I showed up because he has no voice, certainly not against the state, which has arrayed all of its resources — police, jailers, prosecutors and judges — against him, painting a picture of him that cannot possibly be true.

I know his name, but I will not tell it to you. He has been scarred enough publicly. He is 10 years old, a small, soft-spoken, bespectacled and polite wisp of a child.

The legal question before the court on this day, the 12th anniversary of the Columbine High School massacre that triggered the law he is accused of breaking, is whether he menaced two other children with a broken BB gun he found in the gutter next to his school in Lafayette.

It happened March 31, long after classes were over for the day. His school, Alicia Sanchez Elementary, is across the street from his home. He and a buddy were on the grass playing police officer when two other boys on skateboards came over.

They asked if they could see the BB gun. He showed them. They shrugged and skated away.

The next day, a Friday, police officers arrived at the school. They led the boy away in handcuffs and put him in detention, where he stayed for the next three days.

Wednesday’s court hearing was to determine whether the boy would agree to enter a diversion program. The charges against him would be dropped if he completed it and stayed out of trouble.

His mother, Paula, and his father, Fred, were considering it. Certainly they did not have enough money for a lawyer. Divorced for more than a year now, they have left aside their differences to help their son.
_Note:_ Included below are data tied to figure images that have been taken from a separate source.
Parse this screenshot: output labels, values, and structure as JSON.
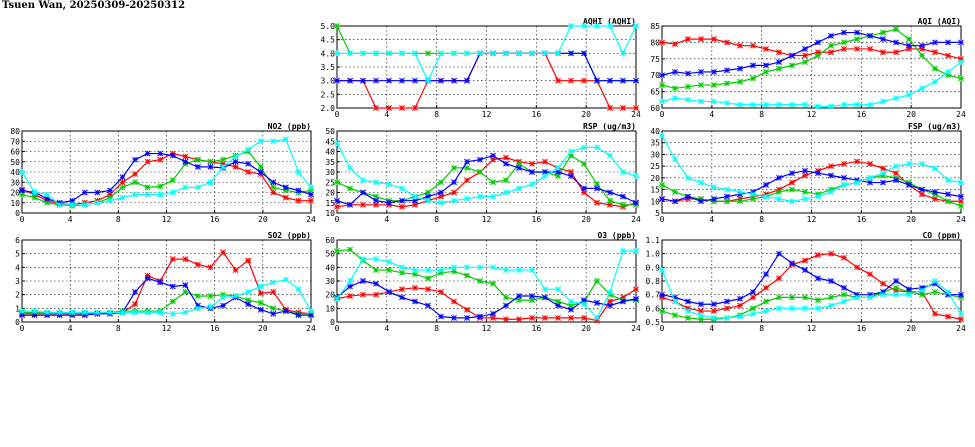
{
  "page": {
    "title": "Tsuen Wan, 20250309-20250312"
  },
  "colors": {
    "series1": "#ff0000",
    "series2": "#00cc00",
    "series3": "#0000ff",
    "series4": "#00ffff"
  },
  "chart_data": [
    {
      "id": "aqhi",
      "type": "line",
      "title": "AQHI (AQHI)",
      "xlim": [
        0,
        24
      ],
      "xticks": [
        0,
        4,
        8,
        12,
        16,
        20,
        24
      ],
      "ylim": [
        2.0,
        5.0
      ],
      "yticks": [
        "2.0",
        "2.5",
        "3.0",
        "3.5",
        "4.0",
        "4.5",
        "5.0"
      ],
      "grid": true,
      "series": [
        {
          "color": "#ff0000",
          "values": [
            3,
            3,
            3,
            2,
            2,
            2,
            2,
            3,
            3,
            3,
            3,
            4,
            4,
            4,
            4,
            4,
            4,
            3,
            3,
            3,
            3,
            2,
            2,
            2
          ]
        },
        {
          "color": "#00cc00",
          "values": [
            5,
            4,
            4,
            4,
            4,
            4,
            4,
            4,
            4,
            4,
            4,
            4,
            4,
            4,
            4,
            4,
            4,
            4,
            4,
            4,
            3,
            3,
            3,
            3
          ]
        },
        {
          "color": "#0000ff",
          "values": [
            3,
            3,
            3,
            3,
            3,
            3,
            3,
            3,
            3,
            3,
            3,
            4,
            4,
            4,
            4,
            4,
            4,
            4,
            4,
            4,
            3,
            3,
            3,
            3
          ]
        },
        {
          "color": "#00ffff",
          "values": [
            4,
            4,
            4,
            4,
            4,
            4,
            4,
            3,
            4,
            4,
            4,
            4,
            4,
            4,
            4,
            4,
            4,
            4,
            5,
            5,
            5,
            5,
            4,
            5
          ]
        }
      ]
    },
    {
      "id": "aqi",
      "type": "line",
      "title": "AQI (AQI)",
      "xlim": [
        0,
        24
      ],
      "xticks": [
        0,
        4,
        8,
        12,
        16,
        20,
        24
      ],
      "ylim": [
        60,
        85
      ],
      "yticks": [
        "60",
        "65",
        "70",
        "75",
        "80",
        "85"
      ],
      "grid": true,
      "series": [
        {
          "color": "#ff0000",
          "values": [
            80,
            79.5,
            81,
            81,
            81,
            80,
            79,
            79,
            78,
            77,
            76,
            76,
            77,
            77,
            78,
            78,
            78,
            77,
            77,
            78,
            78,
            77,
            76,
            75
          ]
        },
        {
          "color": "#00cc00",
          "values": [
            67,
            66,
            66.5,
            67,
            67,
            67.5,
            68,
            69,
            71,
            72,
            73,
            74,
            76,
            79,
            80,
            81,
            82,
            83,
            84,
            81,
            76,
            72,
            70,
            69
          ]
        },
        {
          "color": "#0000ff",
          "values": [
            70,
            71,
            70.5,
            71,
            71,
            71.5,
            72,
            73,
            73,
            74,
            76,
            78,
            80,
            82,
            83,
            83,
            82,
            81,
            80,
            79,
            79,
            80,
            80,
            80
          ]
        },
        {
          "color": "#00ffff",
          "values": [
            62,
            63,
            62.5,
            62,
            62,
            61.5,
            61,
            61,
            61,
            61,
            61,
            61,
            60.5,
            60.5,
            61,
            61,
            61,
            62,
            63,
            64,
            66,
            68,
            71,
            74
          ]
        }
      ]
    },
    {
      "id": "no2",
      "type": "line",
      "title": "NO2 (ppb)",
      "xlim": [
        0,
        24
      ],
      "xticks": [
        0,
        4,
        8,
        12,
        16,
        20,
        24
      ],
      "ylim": [
        0,
        80
      ],
      "yticks": [
        "0",
        "10",
        "20",
        "30",
        "40",
        "50",
        "60",
        "70",
        "80"
      ],
      "grid": true,
      "series": [
        {
          "color": "#ff0000",
          "values": [
            23,
            18,
            12,
            9,
            8,
            10,
            12,
            18,
            30,
            38,
            50,
            52,
            58,
            55,
            52,
            50,
            48,
            45,
            40,
            38,
            20,
            15,
            12,
            12
          ]
        },
        {
          "color": "#00cc00",
          "values": [
            18,
            15,
            10,
            8,
            7,
            8,
            10,
            15,
            25,
            30,
            25,
            26,
            32,
            48,
            52,
            50,
            52,
            56,
            60,
            45,
            25,
            22,
            20,
            22
          ]
        },
        {
          "color": "#0000ff",
          "values": [
            22,
            20,
            14,
            10,
            12,
            20,
            20,
            22,
            35,
            52,
            58,
            58,
            56,
            50,
            45,
            45,
            44,
            50,
            48,
            40,
            30,
            25,
            22,
            18
          ]
        },
        {
          "color": "#00ffff",
          "values": [
            40,
            20,
            18,
            8,
            8,
            8,
            10,
            12,
            15,
            18,
            18,
            18,
            20,
            25,
            25,
            30,
            45,
            55,
            62,
            70,
            70,
            72,
            40,
            25
          ]
        }
      ]
    },
    {
      "id": "rsp",
      "type": "line",
      "title": "RSP (ug/m3)",
      "xlim": [
        0,
        24
      ],
      "xticks": [
        0,
        4,
        8,
        12,
        16,
        20,
        24
      ],
      "ylim": [
        10,
        50
      ],
      "yticks": [
        "10",
        "15",
        "20",
        "25",
        "30",
        "35",
        "40",
        "45",
        "50"
      ],
      "grid": true,
      "series": [
        {
          "color": "#ff0000",
          "values": [
            13,
            14,
            14,
            14,
            14,
            13,
            14,
            16,
            18,
            20,
            26,
            30,
            36,
            37,
            35,
            34,
            35,
            32,
            30,
            20,
            15,
            14,
            13,
            15
          ]
        },
        {
          "color": "#00cc00",
          "values": [
            25,
            22,
            20,
            18,
            16,
            16,
            18,
            20,
            25,
            32,
            32,
            30,
            25,
            26,
            34,
            30,
            30,
            28,
            38,
            34,
            24,
            16,
            14,
            14
          ]
        },
        {
          "color": "#0000ff",
          "values": [
            16,
            14,
            20,
            16,
            15,
            16,
            16,
            18,
            20,
            25,
            35,
            36,
            38,
            34,
            32,
            30,
            30,
            30,
            28,
            22,
            22,
            20,
            18,
            15
          ]
        },
        {
          "color": "#00ffff",
          "values": [
            44,
            32,
            26,
            25,
            24,
            22,
            18,
            16,
            15,
            16,
            17,
            18,
            18,
            20,
            22,
            24,
            28,
            32,
            40,
            42,
            42,
            38,
            30,
            28
          ]
        }
      ]
    },
    {
      "id": "fsp",
      "type": "line",
      "title": "FSP (ug/m3)",
      "xlim": [
        0,
        24
      ],
      "xticks": [
        0,
        4,
        8,
        12,
        16,
        20,
        24
      ],
      "ylim": [
        5,
        40
      ],
      "yticks": [
        "5",
        "10",
        "15",
        "20",
        "25",
        "30",
        "35",
        "40"
      ],
      "grid": true,
      "series": [
        {
          "color": "#ff0000",
          "values": [
            11,
            10,
            11,
            11,
            10,
            10,
            11,
            12,
            13,
            15,
            18,
            21,
            23,
            25,
            26,
            27,
            26,
            24,
            22,
            17,
            13,
            11,
            10,
            10
          ]
        },
        {
          "color": "#00cc00",
          "values": [
            17,
            14,
            12,
            11,
            10,
            10,
            10,
            11,
            12,
            14,
            15,
            14,
            13,
            15,
            17,
            18,
            20,
            21,
            20,
            18,
            15,
            13,
            10,
            8
          ]
        },
        {
          "color": "#0000ff",
          "values": [
            11,
            10,
            12,
            10,
            11,
            12,
            13,
            14,
            17,
            20,
            22,
            23,
            22,
            21,
            20,
            19,
            18,
            18,
            19,
            17,
            15,
            14,
            13,
            12
          ]
        },
        {
          "color": "#00ffff",
          "values": [
            38,
            28,
            20,
            18,
            16,
            15,
            14,
            13,
            12,
            11,
            10,
            11,
            12,
            14,
            17,
            18,
            20,
            22,
            25,
            26,
            26,
            24,
            19,
            18
          ]
        }
      ]
    },
    {
      "id": "so2",
      "type": "line",
      "title": "SO2 (ppb)",
      "xlim": [
        0,
        24
      ],
      "xticks": [
        0,
        4,
        8,
        12,
        16,
        20,
        24
      ],
      "ylim": [
        0,
        6
      ],
      "yticks": [
        "0",
        "1",
        "2",
        "3",
        "4",
        "5",
        "6"
      ],
      "grid": true,
      "series": [
        {
          "color": "#ff0000",
          "values": [
            0.6,
            0.6,
            0.6,
            0.6,
            0.6,
            0.6,
            0.6,
            0.7,
            0.7,
            1.3,
            3.4,
            3.0,
            4.6,
            4.6,
            4.2,
            4.0,
            5.1,
            3.8,
            4.5,
            2.1,
            2.2,
            0.9,
            0.7,
            0.6
          ]
        },
        {
          "color": "#00cc00",
          "values": [
            0.7,
            0.7,
            0.7,
            0.7,
            0.7,
            0.7,
            0.7,
            0.7,
            0.8,
            0.8,
            0.8,
            0.8,
            1.5,
            2.2,
            1.9,
            1.9,
            2.0,
            1.9,
            1.6,
            1.4,
            1.0,
            0.8,
            0.6,
            0.6
          ]
        },
        {
          "color": "#0000ff",
          "values": [
            0.5,
            0.5,
            0.5,
            0.5,
            0.5,
            0.5,
            0.6,
            0.6,
            0.7,
            2.2,
            3.2,
            2.9,
            2.6,
            2.7,
            1.2,
            1.0,
            1.2,
            1.8,
            1.3,
            0.9,
            0.6,
            0.8,
            0.5,
            0.5
          ]
        },
        {
          "color": "#00ffff",
          "values": [
            0.8,
            0.8,
            0.7,
            0.7,
            0.7,
            0.7,
            0.7,
            0.7,
            0.7,
            0.7,
            0.7,
            0.7,
            0.6,
            0.7,
            1.0,
            1.1,
            1.8,
            1.9,
            2.2,
            2.6,
            2.9,
            3.1,
            2.4,
            0.8
          ]
        }
      ]
    },
    {
      "id": "o3",
      "type": "line",
      "title": "O3 (ppb)",
      "xlim": [
        0,
        24
      ],
      "xticks": [
        0,
        4,
        8,
        12,
        16,
        20,
        24
      ],
      "ylim": [
        0,
        60
      ],
      "yticks": [
        "0",
        "10",
        "20",
        "30",
        "40",
        "50",
        "60"
      ],
      "grid": true,
      "series": [
        {
          "color": "#ff0000",
          "values": [
            17,
            19,
            20,
            20,
            22,
            24,
            25,
            24,
            22,
            15,
            9,
            3,
            3,
            2,
            2,
            3,
            3,
            3,
            3,
            3,
            1,
            15,
            18,
            24
          ]
        },
        {
          "color": "#00cc00",
          "values": [
            52,
            53,
            45,
            38,
            38,
            36,
            35,
            32,
            36,
            37,
            34,
            30,
            28,
            18,
            16,
            16,
            18,
            15,
            12,
            15,
            30,
            20,
            16,
            16
          ]
        },
        {
          "color": "#0000ff",
          "values": [
            18,
            26,
            30,
            28,
            22,
            18,
            15,
            12,
            4,
            3,
            3,
            4,
            6,
            12,
            19,
            19,
            18,
            12,
            9,
            16,
            14,
            12,
            15,
            17
          ]
        },
        {
          "color": "#00ffff",
          "values": [
            17,
            30,
            46,
            46,
            44,
            40,
            38,
            38,
            38,
            40,
            40,
            40,
            40,
            38,
            38,
            38,
            24,
            24,
            15,
            13,
            3,
            22,
            52,
            52
          ]
        }
      ]
    },
    {
      "id": "co",
      "type": "line",
      "title": "CO (ppm)",
      "xlim": [
        0,
        24
      ],
      "xticks": [
        0,
        4,
        8,
        12,
        16,
        20,
        24
      ],
      "ylim": [
        0.5,
        1.1
      ],
      "yticks": [
        "0.5",
        "0.6",
        "0.7",
        "0.8",
        "0.9",
        "1.0",
        "1.1"
      ],
      "grid": true,
      "series": [
        {
          "color": "#ff0000",
          "values": [
            0.68,
            0.65,
            0.6,
            0.58,
            0.58,
            0.6,
            0.62,
            0.68,
            0.75,
            0.82,
            0.92,
            0.95,
            0.99,
            1.0,
            0.97,
            0.9,
            0.85,
            0.78,
            0.73,
            0.72,
            0.72,
            0.56,
            0.54,
            0.52
          ]
        },
        {
          "color": "#00cc00",
          "values": [
            0.58,
            0.55,
            0.53,
            0.52,
            0.52,
            0.53,
            0.55,
            0.6,
            0.65,
            0.68,
            0.68,
            0.68,
            0.66,
            0.68,
            0.7,
            0.68,
            0.68,
            0.72,
            0.75,
            0.72,
            0.7,
            0.72,
            0.7,
            0.68
          ]
        },
        {
          "color": "#0000ff",
          "values": [
            0.7,
            0.68,
            0.65,
            0.63,
            0.63,
            0.65,
            0.67,
            0.72,
            0.85,
            1.0,
            0.93,
            0.88,
            0.82,
            0.8,
            0.75,
            0.7,
            0.7,
            0.72,
            0.8,
            0.74,
            0.75,
            0.78,
            0.7,
            0.7
          ]
        },
        {
          "color": "#00ffff",
          "values": [
            0.88,
            0.65,
            0.58,
            0.55,
            0.53,
            0.53,
            0.54,
            0.56,
            0.58,
            0.6,
            0.6,
            0.6,
            0.6,
            0.62,
            0.65,
            0.68,
            0.68,
            0.7,
            0.7,
            0.7,
            0.73,
            0.8,
            0.72,
            0.56
          ]
        }
      ]
    }
  ]
}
There rightly has been considerable outrage over the prosecution of this boy. One of the outraged is noted Denver lawyer David Lane, who early this week picked up the phone and called Paula and Fred.

He told them he would take the case. He would do it for free.

“I have three sons myself,” he said in an interview Thursday. “This is an example of what drives me, personally, crazy.”

Paula and Fred’s son is a victim of zero-tolerance policies, “which is code for ‘no brains allowed,’ ” Lane said.

The boy, Lane said, never threatened or menaced any child. The adults involved, he added, know this.

“But everybody in the system, including the school, is afraid they’re going to somehow get in trouble if they exercise common sense,” he said. “So they go overboard.

“And once the machine gets turned on, you have to move heaven and hell to turn it off. My job now is to turn it off.”

A new court hearing is set for May 4. At Wednesday’s hearing, the boy’s parents pleaded with Judge Roxanne Balin to allow them to place their son in a Northglenn public school that has agreed to take him.

The boy, they said, still is not allowed to return to school and, instead, is being home-schooled by Fred’s father. They told the judge that the school is proceeding with efforts to expel their son but nevertheless won’t release his records.

The judge said she doubted her jurisdiction but promised to look into it.

“I wasn’t hurting or was going to hurt anyone,” the little boy said after court. “I would never do that.”

Yes, the machine is roaring. You look at the kid and wonder how they found handcuffs and shackles small enough to fit him.

You know this week was the anniversary of Columbine. And, yes, a no-weapons-at-school law remains as sensible as ever.

But you look at this boy, where he is and what he has been through, and you think surely lawmakers did not have him and what he did in mind.

The boy reaches up and kisses his mother goodbye. His father on this afternoon is taking him to a skate park.